Winter Light: A Christian’s Search for Humility by Bruce Ray Smith
The light of winter enters our home at an angle from the south. It may seem faint and cold, but find a patch of sun pouring through a window, sit in it for awhile, and soon you begin to warm. You might even shed the sweater. Winter Light is like this. Quiet, lyrical, rich prose that sends an unassuming ray that suddenly burns. In a collection of journal entries, through a season of winter, Smith excises and examines the roots of his pride and searches for humility and healing from God. It is painful, for him, for us, because if we allow, that is, admit God through these reflections, they will unravel our own prideful threads.

“Do not, I want to say to my friends, expect too much of me. I am ashamed. I am ashamed that pride, my pride, has so disrupted the lives of those who love me. How bitter it is to think about my selfishness, my outbursts of despair and anger! I don’t know what to do. I don’t know what to do except to pray for mercy, for a heart of mercy toward others, for the will to love as I am loved.” (p. 69)

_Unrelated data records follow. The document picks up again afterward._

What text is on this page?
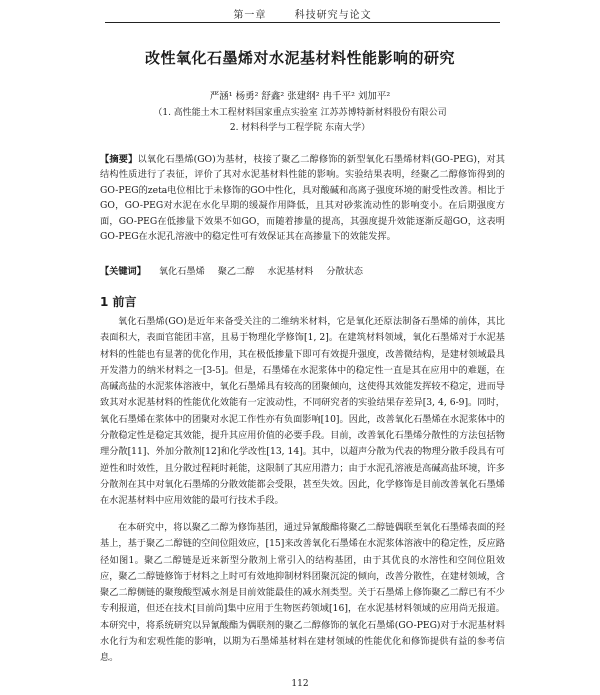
第一章	科技研究与论文
改性氧化石墨烯对水泥基材料性能影响的研究
严涵¹ 杨勇² 舒鑫² 张建纲² 冉千平² 刘加平²
（1. 高性能土木工程材料国家重点实验室 江苏苏博特新材料股份有限公司
2. 材料科学与工程学院 东南大学）
【摘要】以氧化石墨烯(GO)为基材，枝接了聚乙二醇修饰的新型氧化石墨烯材料(GO-PEG)，对其结构性质进行了表征，评价了其对水泥基材料性能的影响。实验结果表明，经聚乙二醇修饰得到的GO-PEG的zeta电位相比于未修饰的GO中性化，具对酸碱和高离子强度环境的耐受性改善。相比于GO，GO-PEG对水泥在水化早期的缓凝作用降低，且其对砂浆流动性的影响变小。在后期强度方面，GO-PEG在低掺量下效果不如GO，而随着掺量的提高，其强度提升效能逐渐反超GO，这表明GO-PEG在水泥孔溶液中的稳定性可有效保证其在高掺量下的效能发挥。
【关键词】 氧化石墨烯 聚乙二醇 水泥基材料 分散状态
1 前言

氧化石墨烯(GO)是近年来备受关注的二维纳米材料，它是氧化还原法制备石墨烯的前体，其比表面积大，表面官能团丰富，且易于物理化学修饰[1, 2]。在建筑材料领域，氧化石墨烯对于水泥基材料的性能也有显著的优化作用，其在极低掺量下即可有效提升强度，改善微结构，是建材领域最具开发潜力的纳米材料之一[3-5]。但是，石墨烯在水泥浆体中的稳定性一直是其在应用中的难题，在高碱高盐的水泥浆体溶液中，氧化石墨烯具有较高的团聚倾向，这使得其效能发挥较不稳定，进而导致其对水泥基材料的性能优化效能有一定波动性，不同研究者的实验结果存差异[3, 4, 6-9]。同时，氧化石墨烯在浆体中的团聚对水泥工作性亦有负面影响[10]。因此，改善氧化石墨烯在水泥浆体中的分散稳定性是稳定其效能，提升其应用价值的必要手段。目前，改善氧化石墨烯分散性的方法包括物理分散[11]、外加分散剂[12]和化学改性[13, 14]。其中，以超声分散为代表的物理分散手段具有可逆性和时效性，且分散过程耗时耗能，这限制了其应用潜力；由于水泥孔溶液是高碱高盐环境，许多分散剂在其中对氧化石墨烯的分散效能都会受限，甚至失效。因此，化学修饰是目前改善氧化石墨烯在水泥基材料中应用效能的最可行技术手段。

在本研究中，将以聚乙二醇为修饰基团，通过异氰酸酯将聚乙二醇链偶联至氧化石墨烯表面的羟基上，基于聚乙二醇链的空间位阻效应，[15]来改善氧化石墨烯在水泥浆体溶液中的稳定性，反应路径如图1。聚乙二醇链是近来新型分散剂上常引入的结构基团，由于其优良的水溶性和空间位阻效应，聚乙二醇链修饰于材料之上时可有效地抑制材料团聚沉淀的倾向，改善分散性，在建材领域，含聚乙二醇侧链的聚羧酸型减水剂是目前效能最佳的减水剂类型。关于石墨烯上修饰聚乙二醇已有不少专利报道，但还在技术[目前尚]集中应用于生物医药领域[16]，在水泥基材料领域的应用尚无报道。本研究中，将系统研究以异氰酸酯为偶联剂的聚乙二醇修饰的氧化石墨烯(GO-PEG)对于水泥基材料水化行为和宏观性能的影响，以期为石墨烯基材料在建材领域的性能优化和修饰提供有益的参考信息。

112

I have contemplated this wonderful book all year, picking it up again and again, reading a section, thinking, and listening to what God may be trying to say. This book is a major reason why I’m proud, in only the best way, to be with Kalos Press.


The Exact Place by Margie Haack
Margie wasn’t going to include this in her gift list, but it’s too good to be left out, so for the first time in history I’m writing something for Notes from Toad Hall. I’m not exactly pulling rank, since we co-direct Ransom, but it’s sort of like that. Don’t worry—she’s resilient and will get over it.

I’m very proud of her for The Exact Place. It’s a beautifully crafted memoir, well-told stories of her childhood, stories that reflect a quiet wisdom nurtured by a lifetime of placing herself within the deeper stories of God’s providence and word. As she tells her stories, something happens in the background, in the hearts and imaginations of those of who read them. We find ourselves reflecting on the significance of place, the meaning of relationships, the pilgrimage of faith, the meaning of life, and the purpose of hard times. Margie is gifted in seeing how extraordinary the ordinary is, and helps us to see with greater clarity as a result.

Margie won’t tell you to buy a copy, and has a tendency to want to give them all away. I would like to retire someday, however, so please buy one. Better yet, make a list of every Christmas, birthday, and anniversary gift you intend to give this year and make those gifts a copy of The Exact Place. You’ll save time, your friends and family will receive something they’ll like, and Margie will feel better about me co-opting this space.